企画会議ー4

「あっ、そうそう、話が逸れちゃったけど、マサッちはどんな企画考えてきたの〜?」


 有泉のその言葉をきっかけに、俺は考えてきた案を発表する。


「まだ6月で少し早い気もするが、夏先取りホラゲー実況コラボなんてどうだ?」


 俺のその提案に、有泉だけは興味津々な様子であったが、二階堂と桜木の2人は嫌そうに眉を寄せていた。二階堂なんかは「ホラゲー...」と嫌悪感丸出しで呟いていた。


「良いじゃ〜ん、ホラーゲーム大好き〜。前やった影牢ってやつも面白かったしね」


「ほ、ホラゲーね、別にお化けが怖い訳じゃなくて、びっくりする系が苦手なんだよね」


 喜びを表現するような明るい顔の有泉に対し、二階堂の顔は暗く不安そうだった。見るからにホラーゲームなどしたくはないようだ。


 嫌がる二階堂にホラーゲームをやってもらうのは気が引けるが、視聴者からすれば、ぜひ怖がる姿が見てみたいものである。加虐心にも似た好奇心が俺の中で沸きたっているのだ。


「ならビックリ系じゃない、ゾンビ系というよりは、幽霊メインのホラーゲームにするか」


「え、いや、幽霊は怖くないけどね、うーん、ホラーゲームってそんなに需要あるかな?」


「うちの影牢の配信、動画の中でも再生数多いし、絶対皆んなでやれば盛り上がるっしょ〜」


「でも、あれだよね、やっぱり驚いた時に声出しちゃったりしたら近所迷惑になっちゃうしね」


「うちの防音室でやれば平気平気〜」


 有泉もホラーゲームを二階堂達にやらせたいようで、あの手この手で説得にかかる。多分、幽霊は怖くないと豪語しているがダウトだろう。幽霊という言葉を発するたびに、どこか顔色が悪くなっている気がする。


「モモちゃんも、ホラーゲームはそんなにやりたくないよね?」

 

 有泉の魔の手から逃げられないと判断した二階堂は、桜木に助けを求めた。
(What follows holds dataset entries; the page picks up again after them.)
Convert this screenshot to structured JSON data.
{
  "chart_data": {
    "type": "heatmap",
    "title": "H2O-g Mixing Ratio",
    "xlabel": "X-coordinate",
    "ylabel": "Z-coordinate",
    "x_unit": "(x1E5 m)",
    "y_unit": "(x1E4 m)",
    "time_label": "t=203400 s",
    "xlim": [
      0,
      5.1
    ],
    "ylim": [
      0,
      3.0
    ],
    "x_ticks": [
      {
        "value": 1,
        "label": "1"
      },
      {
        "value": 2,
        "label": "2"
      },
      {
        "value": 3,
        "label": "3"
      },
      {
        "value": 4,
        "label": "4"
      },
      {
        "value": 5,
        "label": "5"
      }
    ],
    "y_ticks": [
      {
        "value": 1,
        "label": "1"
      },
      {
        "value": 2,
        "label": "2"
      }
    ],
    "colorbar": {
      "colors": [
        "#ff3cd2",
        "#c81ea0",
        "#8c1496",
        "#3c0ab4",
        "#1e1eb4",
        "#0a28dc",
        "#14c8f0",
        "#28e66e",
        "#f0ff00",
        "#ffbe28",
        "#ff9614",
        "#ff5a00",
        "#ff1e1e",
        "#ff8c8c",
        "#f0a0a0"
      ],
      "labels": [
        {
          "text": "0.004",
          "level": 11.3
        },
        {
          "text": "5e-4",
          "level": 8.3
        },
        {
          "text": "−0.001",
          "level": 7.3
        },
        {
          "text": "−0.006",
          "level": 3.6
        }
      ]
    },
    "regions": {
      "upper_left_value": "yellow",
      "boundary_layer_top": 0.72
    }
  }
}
桜木も逃げるように会話に入ってこないし、ホラーゲームはしたくないのだろう。


「わ、私も別に幽霊は信じてないわよ。でも、ホラーゲームを面白いと思わないし、それにやりたいとも思わないわね。麗奈と愛莉でやってちょうだい」


「ほら、モモちゃんもこう言ってるでしょ。 って、何で私もホラーゲームやらないといけないの!」


「愛莉、この前ホラーゲームが好きって言ってたでしょ」


「言ってない、言ってないよ」


 二階堂が逃げるために掛けた梯子を盛大に外した桜木。だが、そんな彼女にも挑戦的な有泉の毒牙が迫っていた。


「ま〜、モモちゃんはお化け怖いらしいし、仕方ないか〜」


「は? そんな訳ないでしょ?」


「ふ〜ん、そうなんだ。まぁ、話は変わるけど、この家が建つ前にここに何があったか知ってる?」


 必死に怖くないと言い張る桜木に対して、急に話題を変え、何か意味深に話し始めた有泉。


「実はここには大きな病院があったんだよね」


「急に何よ、だからどうしたのよ?」


 病院というワードに眉を寄せた桜木。焦っているのか、彼女の口調が少し早くなる。

 二階堂も同じようで、声は出さないものの、不安そうに有泉の言葉を聞いていた。


「だからさ、うちって結構出るんだよね」


 病院というワードの後に、「出る」なんて言われれば、最早答えは知れているだろう。そんなもの枕詞のようなものだ。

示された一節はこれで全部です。